Ankara had previously provided across-the-board support for the KRGI, building up the autonomy’s infrastructure and even paying salaries to local state workers.
“We are talking about more than 35,000 people working at more than 1,500 local companies and mutual assurances of friendship coming from Ankara and Erbil. Then comes the referendum and, almost overnight, the KRGI is seen by Turkey as an enemy. This is not what I call a balanced and sensible policy,” Bagci said in an interview with Sputnik Turkey.
“But even so, Ankara would have no legal right to intervene because this is a domestic Iraqi affair. Turkey could intervene if asked to by Baghdad, but this is highly unlikely. Turkey could use economic sanctions, but they would backfire. In any case, Ankara will not intervene militarily because this would mean a direct confrontation with America and Israel which support the KRGI,” Huseyin Bagci said.
He added that that despite its angry rhetoric, Ankara will have to engage in lengthy political horse-trading with Barzani who has been a close partner for too long to be ignored.
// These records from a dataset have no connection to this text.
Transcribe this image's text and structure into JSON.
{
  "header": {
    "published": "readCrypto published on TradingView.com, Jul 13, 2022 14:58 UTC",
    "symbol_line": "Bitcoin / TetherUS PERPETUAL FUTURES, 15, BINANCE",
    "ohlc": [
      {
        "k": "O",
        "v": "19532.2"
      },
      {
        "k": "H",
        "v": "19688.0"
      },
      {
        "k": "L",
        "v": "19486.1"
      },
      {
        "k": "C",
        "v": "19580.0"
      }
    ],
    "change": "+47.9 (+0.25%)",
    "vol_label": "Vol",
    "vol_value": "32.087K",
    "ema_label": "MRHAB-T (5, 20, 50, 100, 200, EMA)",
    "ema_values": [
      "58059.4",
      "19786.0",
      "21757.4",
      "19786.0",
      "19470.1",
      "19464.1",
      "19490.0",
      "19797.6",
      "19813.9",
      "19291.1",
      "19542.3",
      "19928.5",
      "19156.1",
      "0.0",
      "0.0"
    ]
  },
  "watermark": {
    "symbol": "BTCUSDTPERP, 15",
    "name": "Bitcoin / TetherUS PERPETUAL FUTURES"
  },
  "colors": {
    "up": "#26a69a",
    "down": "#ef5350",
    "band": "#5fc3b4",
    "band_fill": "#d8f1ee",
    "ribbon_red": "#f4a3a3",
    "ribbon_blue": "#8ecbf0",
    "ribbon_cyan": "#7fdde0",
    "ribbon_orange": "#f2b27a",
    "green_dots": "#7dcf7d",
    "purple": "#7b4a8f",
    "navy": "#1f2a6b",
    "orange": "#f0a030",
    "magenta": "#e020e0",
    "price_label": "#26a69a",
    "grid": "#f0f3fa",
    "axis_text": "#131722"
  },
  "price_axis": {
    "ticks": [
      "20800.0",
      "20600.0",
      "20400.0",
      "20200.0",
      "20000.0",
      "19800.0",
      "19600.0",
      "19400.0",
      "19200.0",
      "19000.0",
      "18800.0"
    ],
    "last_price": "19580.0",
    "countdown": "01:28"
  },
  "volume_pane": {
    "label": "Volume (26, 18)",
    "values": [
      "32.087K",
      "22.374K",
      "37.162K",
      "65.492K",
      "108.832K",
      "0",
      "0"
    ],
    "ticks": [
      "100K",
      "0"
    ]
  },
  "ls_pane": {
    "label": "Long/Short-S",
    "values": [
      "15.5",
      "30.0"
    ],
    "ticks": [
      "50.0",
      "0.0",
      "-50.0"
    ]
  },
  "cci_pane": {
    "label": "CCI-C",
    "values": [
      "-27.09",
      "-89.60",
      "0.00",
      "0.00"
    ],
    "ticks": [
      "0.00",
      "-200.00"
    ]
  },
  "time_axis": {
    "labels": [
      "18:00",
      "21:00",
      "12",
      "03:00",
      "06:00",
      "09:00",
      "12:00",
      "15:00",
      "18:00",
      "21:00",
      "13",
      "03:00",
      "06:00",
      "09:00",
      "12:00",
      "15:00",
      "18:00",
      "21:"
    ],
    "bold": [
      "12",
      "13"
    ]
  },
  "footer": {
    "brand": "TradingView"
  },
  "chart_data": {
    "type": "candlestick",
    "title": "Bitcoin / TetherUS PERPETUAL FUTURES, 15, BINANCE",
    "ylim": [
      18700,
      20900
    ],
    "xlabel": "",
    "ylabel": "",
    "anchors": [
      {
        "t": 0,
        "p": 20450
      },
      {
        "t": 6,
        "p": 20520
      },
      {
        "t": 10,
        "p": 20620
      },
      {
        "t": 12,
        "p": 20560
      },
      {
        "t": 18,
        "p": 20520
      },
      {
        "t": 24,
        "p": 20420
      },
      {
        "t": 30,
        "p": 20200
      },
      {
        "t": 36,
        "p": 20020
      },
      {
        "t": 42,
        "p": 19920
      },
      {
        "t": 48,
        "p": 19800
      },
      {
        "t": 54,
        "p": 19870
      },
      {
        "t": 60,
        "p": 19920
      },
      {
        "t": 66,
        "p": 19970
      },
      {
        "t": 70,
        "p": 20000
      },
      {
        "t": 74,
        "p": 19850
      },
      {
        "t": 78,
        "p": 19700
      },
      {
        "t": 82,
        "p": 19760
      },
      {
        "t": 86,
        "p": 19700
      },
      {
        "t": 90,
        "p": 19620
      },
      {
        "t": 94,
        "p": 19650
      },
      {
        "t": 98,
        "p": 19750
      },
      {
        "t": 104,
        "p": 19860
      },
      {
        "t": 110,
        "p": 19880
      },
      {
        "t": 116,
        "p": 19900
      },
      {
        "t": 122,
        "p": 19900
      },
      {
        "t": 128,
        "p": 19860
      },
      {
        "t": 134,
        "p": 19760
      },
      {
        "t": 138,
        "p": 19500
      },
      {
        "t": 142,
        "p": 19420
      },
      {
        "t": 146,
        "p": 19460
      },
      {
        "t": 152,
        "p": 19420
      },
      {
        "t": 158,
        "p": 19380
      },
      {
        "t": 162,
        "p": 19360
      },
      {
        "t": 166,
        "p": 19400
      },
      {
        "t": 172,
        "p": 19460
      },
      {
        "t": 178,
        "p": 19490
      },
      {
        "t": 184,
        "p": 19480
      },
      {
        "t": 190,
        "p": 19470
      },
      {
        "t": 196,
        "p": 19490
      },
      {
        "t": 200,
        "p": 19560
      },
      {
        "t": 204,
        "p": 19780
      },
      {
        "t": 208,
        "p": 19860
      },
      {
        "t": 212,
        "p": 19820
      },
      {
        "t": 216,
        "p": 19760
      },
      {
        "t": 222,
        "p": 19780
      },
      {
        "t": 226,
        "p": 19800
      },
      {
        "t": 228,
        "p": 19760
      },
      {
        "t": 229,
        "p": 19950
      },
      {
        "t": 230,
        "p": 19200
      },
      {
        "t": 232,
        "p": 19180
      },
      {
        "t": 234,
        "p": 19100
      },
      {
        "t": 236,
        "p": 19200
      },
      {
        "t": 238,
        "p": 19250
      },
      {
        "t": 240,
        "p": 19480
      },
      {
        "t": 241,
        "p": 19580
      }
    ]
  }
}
“Neither side is now in a position to become enemies,” Huseyin Bagci concluded.
Iraqi authorities said that the referendum was not legitimate and stressed that they would not conduct talks with the authorities of Iraqi Kurdistan on the issue of the vote.
Russia supports Iraq's territorial integrity and calls for both Baghdad and Erbil to resolve all their disagreements by peaceful means.